Григорий прыплыл в судне по реке и, пристав к берегу, стал ждать от князя коней, чтобы ехать к невесте. Но Ксения, зная будущее наперед, прислала ему сказать, чтобы он не торопился. Отрок не понимает ее слов, вернее, понимает их по-своему, но не догадывается об их истинном смысле. Поэтому, помедлив, он идет все же к Ксении, и снова Ксения его останавливает: «Не вели спешить ни с чем, да еще у меня будет гость незванной, а лутче всех и званых гостей». И снова отрок не понимает сокровенного смысла ее речей, – вернее, не понимает их до конца. Для него ясно лишь их поверхностное значение. Когда же великий князь приезжает к Ксении, та говорит «ту седящим»: «Возстаните вси и изыдите во стретение своего великаго князя, а моего жениха». И окружающие только дивятся ее словам, начиная смутно догадываться об их значении. Все яснее и яснее становятся ее слова окружающим. Наконец, когда великий князь входит в «храмину», где сидит отрок Григорий и Ксения, Ксения уже прямо приказывает отроку: «Изыди от мене и даждь место князю своему, он бо тебе болши и жених мой, а ты был сват мой». Полная разгадка слов Ксении наступает только тогда, когда князь, мгновенно пораженный красотой Ксении, возгорелся сердцем, смутился умом и сам говорит отроку то, о чем предупреждала его Ксения: «Изыди ты отсюду и изыщи ты себе иную невесту, иде же хощеши, а сия невеста бысть мне угодна, а не тебе».

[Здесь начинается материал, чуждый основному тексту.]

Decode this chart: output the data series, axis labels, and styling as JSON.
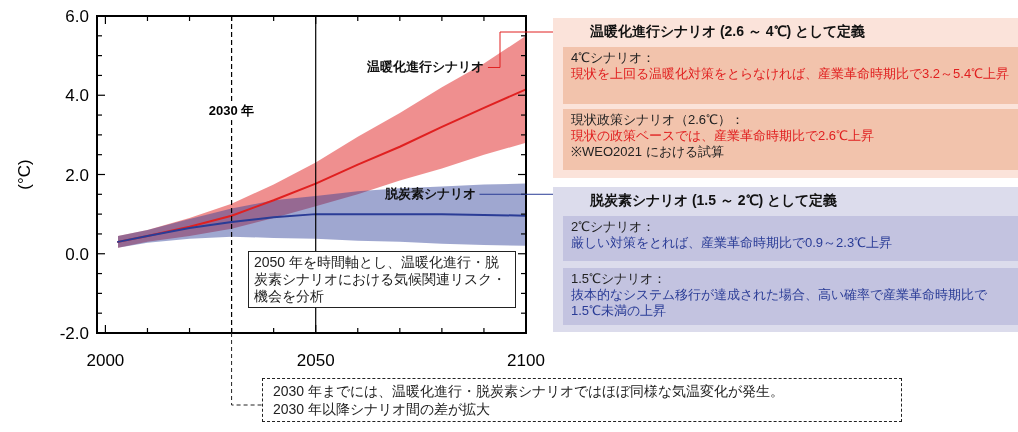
{
  "chart_data": {
    "type": "line",
    "ylabel": "(°C)",
    "x": [
      2003,
      2010,
      2020,
      2030,
      2040,
      2050,
      2060,
      2070,
      2080,
      2090,
      2100
    ],
    "series": [
      {
        "name": "温暖化進行シナリオ",
        "color": "#e02020",
        "values": [
          0.3,
          0.45,
          0.68,
          0.96,
          1.35,
          1.77,
          2.25,
          2.7,
          3.2,
          3.68,
          4.15
        ],
        "lower": [
          0.15,
          0.3,
          0.45,
          0.63,
          0.9,
          1.2,
          1.5,
          1.85,
          2.15,
          2.5,
          2.8
        ],
        "upper": [
          0.45,
          0.6,
          0.9,
          1.26,
          1.75,
          2.3,
          2.95,
          3.55,
          4.2,
          4.8,
          5.5
        ]
      },
      {
        "name": "脱炭素シナリオ",
        "color": "#2a3c96",
        "values": [
          0.3,
          0.45,
          0.65,
          0.8,
          0.92,
          1.0,
          1.0,
          1.0,
          1.0,
          0.98,
          0.96
        ],
        "lower": [
          0.15,
          0.28,
          0.38,
          0.43,
          0.4,
          0.38,
          0.33,
          0.3,
          0.25,
          0.22,
          0.2
        ],
        "upper": [
          0.45,
          0.6,
          0.88,
          1.14,
          1.35,
          1.46,
          1.58,
          1.65,
          1.7,
          1.75,
          1.77
        ]
      }
    ],
    "xlim": [
      1998,
      2100
    ],
    "xticks": [
      2000,
      {
        "value": 2010,
        "label": null
      },
      {
        "value": 2020,
        "label": null
      },
      {
        "value": 2030,
        "label": null
      },
      {
        "value": 2040,
        "label": null
      },
      2050,
      {
        "value": 2060,
        "label": null
      },
      {
        "value": 2070,
        "label": null
      },
      {
        "value": 2080,
        "label": null
      },
      {
        "value": 2090,
        "label": null
      },
      2100
    ],
    "ylim": [
      -2,
      6
    ],
    "yticks": [
      {
        "value": -2,
        "label": "-2.0"
      },
      {
        "value": -1.5,
        "label": null
      },
      {
        "value": -1,
        "label": null
      },
      {
        "value": -0.5,
        "label": null
      },
      {
        "value": 0,
        "label": "0.0"
      },
      {
        "value": 0.5,
        "label": null
      },
      {
        "value": 1,
        "label": null
      },
      {
        "value": 1.5,
        "label": null
      },
      {
        "value": 2,
        "label": "2.0"
      },
      {
        "value": 2.5,
        "label": null
      },
      {
        "value": 3,
        "label": null
      },
      {
        "value": 3.5,
        "label": null
      },
      {
        "value": 4,
        "label": "4.0"
      },
      {
        "value": 4.5,
        "label": null
      },
      {
        "value": 5,
        "label": null
      },
      {
        "value": 5.5,
        "label": null
      },
      {
        "value": 6,
        "label": "6.0"
      }
    ],
    "ref_lines": [
      {
        "axis": "x",
        "value": 2030,
        "label": "2030 年",
        "line_style": "dashed"
      },
      {
        "axis": "x",
        "value": 2050,
        "line_style": "solid"
      }
    ],
    "legend": false,
    "annotations": [
      "温暖化進行シナリオ (2.6 ～ 4℃) として定義",
      "4℃シナリオ：",
      "現状を上回る温暖化対策をとらなければ、産業革命時期比で3.2～5.4℃上昇",
      "現状政策シナリオ（2.6℃）：",
      "現状の政策ベースでは、産業革命時期比で2.6℃上昇",
      "※WEO2021 における試算",
      "脱炭素シナリオ (1.5 ～ 2℃) として定義",
      "2℃シナリオ：",
      "厳しい対策をとれば、産業革命時期比で0.9～2.3℃上昇",
      "1.5℃シナリオ：",
      "抜本的なシステム移行が達成された場合、高い確率で産業革命時期比で1.5℃未満の上昇",
      "2050 年を時間軸とし、温暖化進行・脱炭素シナリオにおける気候関連リスク・機会を分析",
      {
        "text": "2030 年までには、温暖化進行・脱炭素シナリオではほぼ同様な気温変化が発生。",
        "x": 2030,
        "y": -2
      },
      "2030 年以降シナリオ間の差が拡大"
    ]
  }
}
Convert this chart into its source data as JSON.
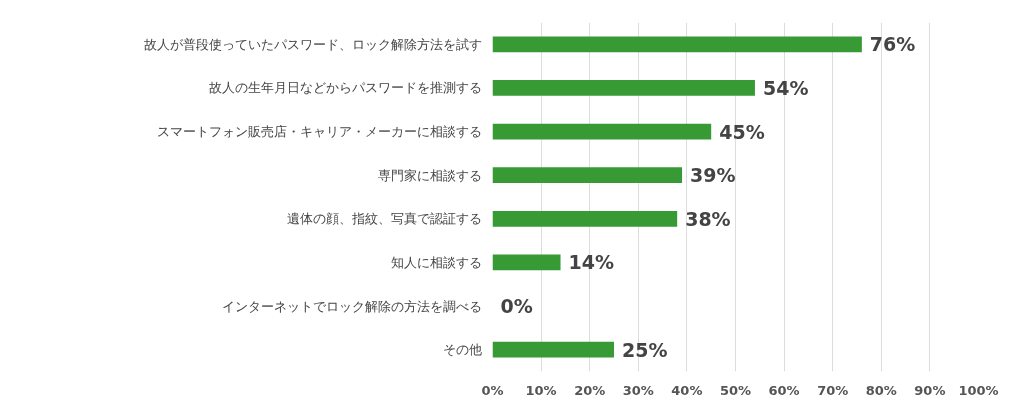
{
  "chart_data": {
    "type": "bar",
    "orientation": "horizontal",
    "categories": [
      "故人が普段使っていたパスワード、ロック解除方法を試す",
      "故人の生年月日などからパスワードを推測する",
      "スマートフォン販売店・キャリア・メーカーに相談する",
      "専門家に相談する",
      "遺体の顔、指紋、写真で認証する",
      "知人に相談する",
      "インターネットでロック解除の方法を調べる",
      "その他"
    ],
    "values": [
      76,
      54,
      45,
      39,
      38,
      14,
      0,
      25
    ],
    "value_labels": [
      "76%",
      "54%",
      "45%",
      "39%",
      "38%",
      "14%",
      "0%",
      "25%"
    ],
    "color": "#379a34",
    "xlim": [
      0,
      100
    ],
    "xticks": [
      {
        "value": 0,
        "label": "0%"
      },
      {
        "value": 10,
        "label": "10%"
      },
      {
        "value": 20,
        "label": "20%"
      },
      {
        "value": 30,
        "label": "30%"
      },
      {
        "value": 40,
        "label": "40%"
      },
      {
        "value": 50,
        "label": "50%"
      },
      {
        "value": 60,
        "label": "60%"
      },
      {
        "value": 70,
        "label": "70%"
      },
      {
        "value": 80,
        "label": "80%"
      },
      {
        "value": 90,
        "label": "90%"
      },
      {
        "value": 100,
        "label": "100%"
      }
    ],
    "grid": "x"
  }
}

Как не похожи приведенные таинственные речи Ксении на фольклорные загадки Февронии, хотя генетически они между собой и связаны. Речи Ксении долгое время неясны только потому, что окружающие не могут предвидеть необыкновенного хода событий. Заключенная в них загадочность носит почти «психологический» характер. Ксения не стремится озадачить присутствующих: она просто живет в мире, который ей яснее, чем окружающим, и действует сообразно своему представлению о том, что происходит в этом мире. Читатель же, вместе с рядовыми людьми, окружающими Ксению, не может сразу до конца понять ее слов, как не может и полностью предвидеть ход событий. Поэтому загадочные речи Ксении только возбуждают интерес читателя. Они говорят о повествовательном искусстве автора, о динамичности повествования. Нарастающая загадочность речей Ксении усиливает эту динамичность. Но замечательно, что Ксения не стремится говорить загадками. Загадочность ее слов – в необычайности того, что должно совершиться.
Напротив, загадки Февронии лишены повествовательного динамизма. Это статические кадры, своего рода житийные клейма, которые запечатлевают Февронию в тех или иных положениях, в тех или иных зрительно ясных положениях. Этих загадок в повествовании могло бы быть больше, могло бы быть меньше: это безразлично для сюжета. Когда посланный от князя Петра приходит к Февронии, он застает ее ткущей за кроснами, а перед нею скачет заяц. Это великолепно запечатленное мгновение. Действие здесь как бы остановилось в отчетливо обрисованной картине. Каждый ответ Февронии на вопросы слуги – тоже своего рода статический момент, аллегорическая картинка. Эти картинки не связаны между собой какой-либо единой динамической линией нарастания или затухания интереса. Феврония говорит загадками. Ее речи содержат действительные фольклорные загадки. Разгадка ответов Февронии слуге князя каждый раз «особая», и в этом их отличие от речей Ксении, которые все имеют только один, развивающийся смысл. Этот один смысл – судьба Ксении, она должна выйти замуж не за Григория, а за другого; Григорий лишь сват ее настоящего жениха.
В народной поэзии жених – «суженый», тот, кого судила девушке судьба. Судьба девушки – ее жених. Предвидение жениха – предвидение своей судьбы, своего будущего. Поэтому девушки гадают о своем женихе: это главное.
«Вещая» девушка Ксения знает свою судьбу, знает своего суженого, что в конечном счете, как мы видим, одно и то же. Но судьба ее так неожиданна, жених так необыкновенен, что это и есть загадка всего сюжета и в ней заключен его главный интерес. Развитие сюжета состоит в том, чтобы показать читателю, как эта неожиданность стала реальностью. Сны, вещие слова, вещее поведение сокола князя – это все элементы сюжета, как бы предвещающие то, что должно случиться. Их постепенное развертывание должно заставить читателя поверить в рассказ, художественно оправдать необыкновенные события повести. Удивительно искусство, с которым перебрасываются в повести мосты между реальным и ирреальным, символом и действительностью.